Vidas ao Vento: vale a pena assistir? | Cinematecando

Posted On 03/01/2017 By In Filmes

Vidas ao Vento: vale a pena assistir?

A Netflix está sempre renovando a sua lista de filmes e séries e, bem no primeiro mês do ano, o serviço de streaming disponibilizou o longa Vidas ao Vento, animação de Hayao Miyazaki, que anunciou a sua aposentadoria após o lançamento do filme em 2013. Para os que não se recordam, Miyazaki é o criador de grandes animações como A Viagem de Chihiro (2001), Meu Amigo Totoro (1988), o Castelo Animado (2004), etc. Há quem diga que Hayao Miyazaki não fechou a sua carreira com chave de ouro e que o filme não passa perto de suas outras animações, mas a verdade é que Vidas ao Vento deixa de lado os elementos fantásticos usados nas obras anteriores por ser uma cinebiografia.

Vidas ao Vento acompanha a trajetória de Jiro Horikoshi, um designer e engenheiro japonês, conhecido por criar o avião de combate mais potente e mortífero da Segunda Guerra Mundial: o Mitsubishi A6M Zero. No início do filme, descobrimos que o fascínio de Jiro por desenhar e criar um avião se dá pelo fato de ele nunca conseguir se tornar um piloto devido a sua miopia. Então, após sonhar com Giovanni Caproni, um engenheiro aeronáutico italiano, o personagem decide que projetar um avião e fazê-lo voar é a sua nova meta de vida. Toda essa história, que se passa em um momento tenso e sombrio, é mesclada com o romance entre Jiro e Naoko. Mesmo que o amor entre os personagens convença, as cenas românticas não funcionam muito bem como escapismo: a animação trata de um tema pesado, que ronda o personagem a todo o momento.

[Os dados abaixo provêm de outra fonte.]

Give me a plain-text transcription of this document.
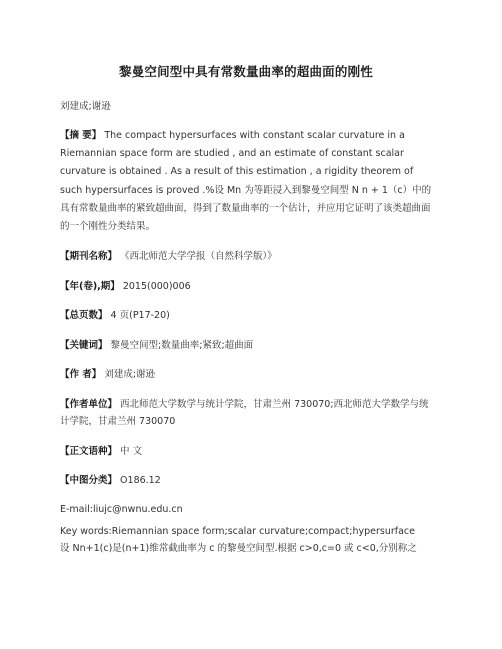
黎曼空间型中具有常数量曲率的超曲面的刚性
刘建成;谢逊
【摘 要】 The compact hypersurfaces with constant scalar curvature in a Riemannian space form are studied , and an estimate of constant scalar curvature is obtained . As a result of this estimation , a rigidity theorem of such hypersurfaces is proved .%设 Mn 为等距浸入到黎曼空间型 N n + 1（c）中的具有常数量曲率的紧致超曲面，得到了数量曲率的一个估计，并应用它证明了该类超曲面的一个刚性分类结果。
【期刊名称】 《西北师范大学学报（自然科学版）》
【年(卷),期】 2015(000)006
【总页数】 4 页(P17-20)
【关键词】 黎曼空间型;数量曲率;紧致;超曲面
【作 者】 刘建成;谢逊
【作者单位】 西北师范大学数学与统计学院，甘肃兰州 730070;西北师范大学数学与统计学院，甘肃兰州 730070
【正文语种】 中 文
【中图分类】 O186.12
E-mail:liujc@nwnu.edu.cn
Key words:Riemannian space form;scalar curvature;compact;hypersurface
设 Nn+1(c)是(n+1)维常截曲率为 c 的黎曼空间型.根据 c>0,c=0 或 c<0,分别称之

Seguindo a linha de A Viagem de Chihiro, a arte do filme é linda e muito viva, repleta de detalhes. O ponto baixo de Vidas ao Vento fica em algumas partes entediantes do roteiro. No filme, Hayao gasta por volta de meia hora apenas falando sobre termos técnicos de aerodinâmica e peças. A “aula” é interessante para os que desejam saber mais sobre o assunto, mas para quem espera o desenrolar da história com ansiedade, pode ser algo completamente maçante. Mas o que a crítica não deixou passar foi a imagem humanizada de Jiro Horikoshi e a sua relação direta com a guerra. Afinal, como ter coragem de humanizar um homem que causou tanta destruição? Apesar disso, a mensagem de Vidas ao Vento é pacifista e o personagem é claramente atormentado por tudo o que foi capaz de fazer.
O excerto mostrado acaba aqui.